To soften the blow of reduced services, the Department of Transportation outlined further potential solutions in a statement released last Tuesday. The bus program, which was originally scheduled to terminate in November, will continue operating until the end of the year. Evening bus rides will also be offered in addition to existing morning routes.
“We’ve been talking to customers, and they don’t want train service to come back until it’s reliable,” said Andreski. “We’d rather be safe than overpromise.”
The state will also focus on repairing out-of-service rail cars, Andreski added. Six locomotives have been sent to Illinois for repair, and 12 more will be sent to Indiana for a complete overhaul. Andreski said this will add 10 more years of life to the aging cars — a more cost-effective solution than buying new cars.
The renovated cars are to be incrementally brought back into service next year. At the earliest, the Department of Transportation expects operations to regain normalcy by the fall of 2019.
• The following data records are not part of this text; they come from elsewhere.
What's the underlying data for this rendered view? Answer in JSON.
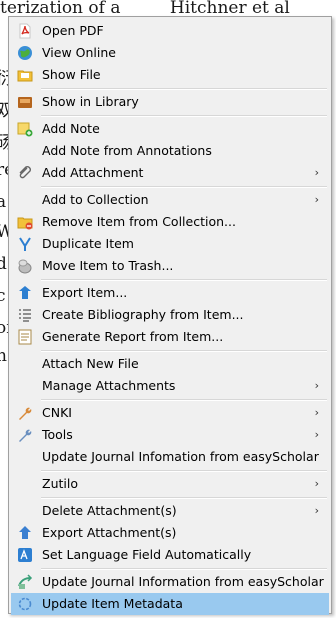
{
  "background": {
    "title_left": "terization of a",
    "title_right": "Hitchner et al",
    "side_glyphs": [
      "衍",
      "双",
      "砀",
      "re",
      "a",
      "W",
      "d",
      "c",
      "oi",
      "n"
    ]
  },
  "menu": {
    "items": [
      {
        "label": "Open PDF"
      },
      {
        "label": "View Online"
      },
      {
        "label": "Show File"
      },
      {
        "label": "Show in Library"
      },
      {
        "label": "Add Note"
      },
      {
        "label": "Add Note from Annotations"
      },
      {
        "label": "Add Attachment",
        "arrow": "›"
      },
      {
        "label": "Add to Collection",
        "arrow": "›"
      },
      {
        "label": "Remove Item from Collection..."
      },
      {
        "label": "Duplicate Item"
      },
      {
        "label": "Move Item to Trash..."
      },
      {
        "label": "Export Item..."
      },
      {
        "label": "Create Bibliography from Item..."
      },
      {
        "label": "Generate Report from Item..."
      },
      {
        "label": "Attach New File"
      },
      {
        "label": "Manage Attachments",
        "arrow": "›"
      },
      {
        "label": "CNKI",
        "arrow": "›"
      },
      {
        "label": "Tools",
        "arrow": "›"
      },
      {
        "label": "Update Journal Infomation from easyScholar"
      },
      {
        "label": "Zutilo",
        "arrow": "›"
      },
      {
        "label": "Delete Attachment(s)",
        "arrow": "›"
      },
      {
        "label": "Export Attachment(s)"
      },
      {
        "label": "Set Language Field Automatically"
      },
      {
        "label": "Update Journal Information from easyScholar"
      },
      {
        "label": "Update Item Metadata"
      }
    ]
  },
  "colors": {
    "menu_bg": "#f0f0f0",
    "highlight": "#99c9ef"
  }
}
In the meantime, transportation officials said they will be riding Shore Line East trains for the next 30 days to monitor the situation and talk to customers. By the end of October, customers will also be able to receive customized alerts by text and email about the status of their trains. Currently, riders seeking updates on train status must constantly monitor the service’s Twitter feed.
During regular operations, Shore Line East trains run seven days a week including holidays, with stops at New London, Old Saybrook, Westbrook, Clinton, Madison, Guilford, Branford and New Haven.